Workshop Three – We take information forward

IMG_6653This workshop related to a number of information resources:

Promoting Information Prescriptions – This system that was created and started by NCAT.  You may recall that I spoke of my involvement as a patient reviewer here.  My mention of it from the NCIN conference and my speaking at the recent Learn and Share event.

So this was where the project had got to… Macmillan had taken it over.  No wonder why the wonderful reviewer system had broken down.  How incredibly sad that NCAT had a host of trained volunteers who were ready willing and able to review, write and process the information quickly and efficiently.  So that many information pathways can be put into the system and accessible to people needing it at a time when they need it.  Why on earth wasn’t this aspect of the project taken forward and at the very least these trained volunteers asked if they’d like to continue the project for Macmillan instead of NCAT?

During the workshop we have a walkthrough of the system and I’m astounded at the level of basic information there now is for cancer.  It all appears generic and I know that there is little hope of getting any information about any rare cancers or support for them from the system.  Have a look here.

Getting involved in Information & Support Services – Macmillan run over 140 cancer information and support services across the UK.  In hospitals, libraries, community centres and hospices.  The services offered range from information about specific cancers, treatment options, signposting to relevant clinical, social care or obtaining travel insurance, understanding the information or simply having time to talk.  Each centre is run by a team of people including an Information Specialist and trained volunteers.  Cancer Voices are encouraged to volunteer.

Getting Involved in reviewing books – Macmillan use reviews by people affected by cancer to help compile a list of suggested books for use in public libraries and information centres.  Reviews are also added to Macmillan Cancer Support website.  A link to a review of the wonderful Lisa Lynch’s book ‘The C-Word’ here.  Cancer Voices regularly get asked to review books.

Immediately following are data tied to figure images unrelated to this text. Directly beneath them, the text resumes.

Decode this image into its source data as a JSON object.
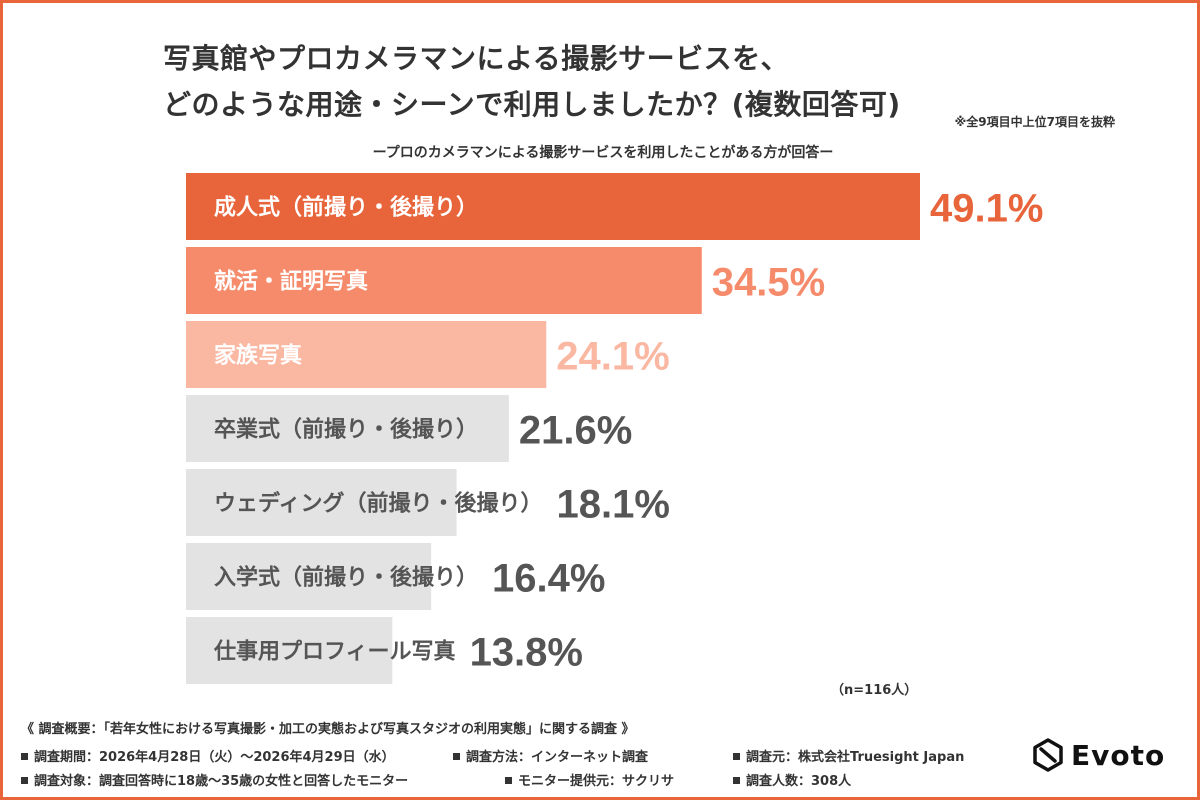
{
  "title_line1": "写真館やプロカメラマンによる撮影サービスを、",
  "title_line2": "どのような用途・シーンで利用しましたか？(複数回答可)",
  "note": "※全9項目中上位7項目を抜粋",
  "subtitle": "ープロのカメラマンによる撮影サービスを利用したことがある方が回答ー",
  "sample": "（n=116人）",
  "chart_data": {
    "type": "bar",
    "orientation": "horizontal",
    "categories": [
      "成人式（前撮り・後撮り）",
      "就活・証明写真",
      "家族写真",
      "卒業式（前撮り・後撮り）",
      "ウェディング（前撮り・後撮り）",
      "入学式（前撮り・後撮り）",
      "仕事用プロフィール写真"
    ],
    "values": [
      49.1,
      34.5,
      24.1,
      21.6,
      18.1,
      16.4,
      13.8
    ],
    "value_labels": [
      "49.1%",
      "34.5%",
      "24.1%",
      "21.6%",
      "18.1%",
      "16.4%",
      "13.8%"
    ],
    "bar_colors": [
      "#e8643a",
      "#f58b6b",
      "#fab8a3",
      "#e3e3e3",
      "#e3e3e3",
      "#e3e3e3",
      "#e3e3e3"
    ],
    "category_label_colors": [
      "#ffffff",
      "#ffffff",
      "#ffffff",
      "#555555",
      "#555555",
      "#555555",
      "#555555"
    ],
    "value_label_colors": [
      "#e8643a",
      "#f58b6b",
      "#fab8a3",
      "#555555",
      "#555555",
      "#555555",
      "#555555"
    ],
    "xlim": [
      0,
      49.1
    ],
    "grid": false,
    "legend": "none"
  },
  "survey": {
    "title": "《 調査概要：「若年女性における写真撮影・加工の実態および写真スタジオの利用実態」に関する調査 》",
    "period": "調査期間：2026年4月28日（火）〜2026年4月29日（水）",
    "method": "調査方法：インターネット調査",
    "source": "調査元：株式会社Truesight Japan",
    "target": "調査対象：調査回答時に18歳〜35歳の女性と回答したモニター",
    "monitor": "モニター提供元：サクリサ",
    "count": "調査人数：308人"
  },
  "logo": {
    "text": "Evoto",
    "icon": "evoto-logo-icon"
  },
  "colors": {
    "accent": "#e8643a",
    "text": "#333333"
  }
}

Promoting core book list in libraries – Macmillan have put together a list of core books that are recommended to librarians about cancer.  This list should allow them to make informed judgements about which books to stock, how to select and appropriate range of materials and when to replace books.  This guide will also enable to librarians to recommend specific books when asked by the general public.  Cancer Voices are being urged to get involved by working with Macmillan to contact libraries local to them.

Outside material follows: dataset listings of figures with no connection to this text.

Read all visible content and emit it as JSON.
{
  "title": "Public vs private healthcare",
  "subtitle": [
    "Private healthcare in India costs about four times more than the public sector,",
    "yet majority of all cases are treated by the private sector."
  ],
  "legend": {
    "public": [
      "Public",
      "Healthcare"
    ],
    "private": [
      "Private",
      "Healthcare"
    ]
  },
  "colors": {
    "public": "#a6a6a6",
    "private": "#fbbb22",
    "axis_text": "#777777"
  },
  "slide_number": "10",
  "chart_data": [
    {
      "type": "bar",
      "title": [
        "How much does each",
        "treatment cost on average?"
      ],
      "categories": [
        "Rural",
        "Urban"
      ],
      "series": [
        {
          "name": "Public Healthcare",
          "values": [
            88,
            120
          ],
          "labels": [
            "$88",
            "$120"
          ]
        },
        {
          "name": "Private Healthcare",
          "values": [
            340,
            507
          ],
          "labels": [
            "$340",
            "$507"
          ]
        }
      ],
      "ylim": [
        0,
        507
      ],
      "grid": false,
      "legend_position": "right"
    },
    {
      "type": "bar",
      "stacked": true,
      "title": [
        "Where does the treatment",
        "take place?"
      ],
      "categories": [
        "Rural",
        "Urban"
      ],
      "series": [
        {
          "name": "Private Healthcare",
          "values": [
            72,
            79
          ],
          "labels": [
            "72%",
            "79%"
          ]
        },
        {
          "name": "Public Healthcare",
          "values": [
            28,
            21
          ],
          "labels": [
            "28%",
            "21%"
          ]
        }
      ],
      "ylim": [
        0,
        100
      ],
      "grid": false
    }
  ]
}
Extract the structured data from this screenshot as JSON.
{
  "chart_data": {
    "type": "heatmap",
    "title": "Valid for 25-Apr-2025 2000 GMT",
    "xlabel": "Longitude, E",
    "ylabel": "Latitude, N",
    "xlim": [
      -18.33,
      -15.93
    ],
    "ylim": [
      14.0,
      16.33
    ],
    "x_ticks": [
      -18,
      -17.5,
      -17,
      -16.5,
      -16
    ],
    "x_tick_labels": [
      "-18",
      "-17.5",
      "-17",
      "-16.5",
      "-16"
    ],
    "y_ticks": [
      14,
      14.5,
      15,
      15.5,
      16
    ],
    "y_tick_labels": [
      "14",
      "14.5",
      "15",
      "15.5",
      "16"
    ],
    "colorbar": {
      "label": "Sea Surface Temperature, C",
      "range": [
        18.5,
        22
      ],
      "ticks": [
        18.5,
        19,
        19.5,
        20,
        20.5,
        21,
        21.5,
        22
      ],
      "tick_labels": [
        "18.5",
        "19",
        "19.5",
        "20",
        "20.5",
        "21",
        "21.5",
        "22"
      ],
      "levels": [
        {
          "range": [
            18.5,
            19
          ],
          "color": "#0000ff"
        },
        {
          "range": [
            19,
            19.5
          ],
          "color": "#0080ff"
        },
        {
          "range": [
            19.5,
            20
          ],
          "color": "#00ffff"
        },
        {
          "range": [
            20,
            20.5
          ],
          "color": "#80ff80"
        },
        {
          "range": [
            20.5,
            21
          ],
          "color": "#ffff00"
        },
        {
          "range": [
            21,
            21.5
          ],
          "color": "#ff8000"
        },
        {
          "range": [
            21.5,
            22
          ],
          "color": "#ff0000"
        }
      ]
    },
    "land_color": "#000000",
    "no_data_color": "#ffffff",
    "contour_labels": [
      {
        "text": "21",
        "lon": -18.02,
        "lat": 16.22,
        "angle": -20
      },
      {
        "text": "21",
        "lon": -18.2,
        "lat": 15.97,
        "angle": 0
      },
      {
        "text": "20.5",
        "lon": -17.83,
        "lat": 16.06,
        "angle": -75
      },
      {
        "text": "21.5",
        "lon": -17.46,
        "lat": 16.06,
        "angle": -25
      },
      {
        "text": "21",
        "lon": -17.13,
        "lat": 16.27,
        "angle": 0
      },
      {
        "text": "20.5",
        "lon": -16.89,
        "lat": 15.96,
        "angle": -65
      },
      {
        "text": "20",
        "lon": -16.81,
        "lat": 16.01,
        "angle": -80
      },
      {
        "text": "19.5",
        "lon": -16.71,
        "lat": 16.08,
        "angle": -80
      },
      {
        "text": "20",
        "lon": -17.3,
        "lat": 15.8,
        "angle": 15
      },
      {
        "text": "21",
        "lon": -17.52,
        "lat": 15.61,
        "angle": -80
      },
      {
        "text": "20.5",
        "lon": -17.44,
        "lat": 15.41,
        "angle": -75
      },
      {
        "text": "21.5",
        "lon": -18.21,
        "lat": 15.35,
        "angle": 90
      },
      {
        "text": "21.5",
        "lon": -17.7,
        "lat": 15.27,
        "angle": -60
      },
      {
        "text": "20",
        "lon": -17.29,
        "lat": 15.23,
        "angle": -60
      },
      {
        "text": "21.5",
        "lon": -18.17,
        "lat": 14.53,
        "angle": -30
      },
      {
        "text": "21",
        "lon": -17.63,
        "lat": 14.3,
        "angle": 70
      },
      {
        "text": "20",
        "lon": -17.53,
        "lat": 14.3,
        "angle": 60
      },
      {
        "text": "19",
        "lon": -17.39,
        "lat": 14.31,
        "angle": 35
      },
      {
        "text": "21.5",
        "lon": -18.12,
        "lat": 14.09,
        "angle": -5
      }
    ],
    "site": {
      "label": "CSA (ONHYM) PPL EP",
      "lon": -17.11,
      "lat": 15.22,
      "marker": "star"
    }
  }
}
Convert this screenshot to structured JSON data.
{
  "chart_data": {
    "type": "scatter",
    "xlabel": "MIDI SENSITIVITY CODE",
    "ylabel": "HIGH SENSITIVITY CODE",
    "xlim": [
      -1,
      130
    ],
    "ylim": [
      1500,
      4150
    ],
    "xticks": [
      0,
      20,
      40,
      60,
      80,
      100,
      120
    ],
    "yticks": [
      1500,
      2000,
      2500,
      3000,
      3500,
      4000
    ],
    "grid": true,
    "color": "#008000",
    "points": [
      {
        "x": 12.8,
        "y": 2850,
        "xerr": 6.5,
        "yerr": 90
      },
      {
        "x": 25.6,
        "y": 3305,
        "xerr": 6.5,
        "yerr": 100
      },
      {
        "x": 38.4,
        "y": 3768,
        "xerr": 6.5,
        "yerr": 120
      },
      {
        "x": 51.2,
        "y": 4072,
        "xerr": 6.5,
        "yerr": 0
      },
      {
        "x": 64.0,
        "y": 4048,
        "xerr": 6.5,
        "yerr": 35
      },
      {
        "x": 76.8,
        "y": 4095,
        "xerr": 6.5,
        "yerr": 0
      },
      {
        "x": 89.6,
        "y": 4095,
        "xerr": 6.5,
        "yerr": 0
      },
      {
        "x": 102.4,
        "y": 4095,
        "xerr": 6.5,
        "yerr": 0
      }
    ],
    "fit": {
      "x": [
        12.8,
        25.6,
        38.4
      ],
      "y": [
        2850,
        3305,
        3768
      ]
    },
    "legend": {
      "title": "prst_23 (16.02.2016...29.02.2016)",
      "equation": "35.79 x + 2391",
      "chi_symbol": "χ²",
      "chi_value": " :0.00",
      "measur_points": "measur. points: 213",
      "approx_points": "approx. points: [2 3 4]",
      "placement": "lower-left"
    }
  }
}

The Conference closed with a session entitled ‘One Voice’.  The programme said this would leave us “feeling positive, energised and confident.”  Sarah Warwick who hosted this session asked the group to stand, dance, move and sing.  An interesting ask and very isolating for those that were in wheelchairs, crutches or unable to move easily.  Even harder for those with a tracheostomy.  As I watched the group of attendees cautiously attempt to follow the instructions, I also noted a trail of people heading for the door and home.  I shortly followed them out.  Furious on behalf of all those who ended a two day conference where they had volunteered their time, energy and commitment to Macmillan to leave feeling humiliated that they couldn’t participate in the closing session.  I’m quite sure, like me, they didn’t leave feeling any kind of positive, energised or confident.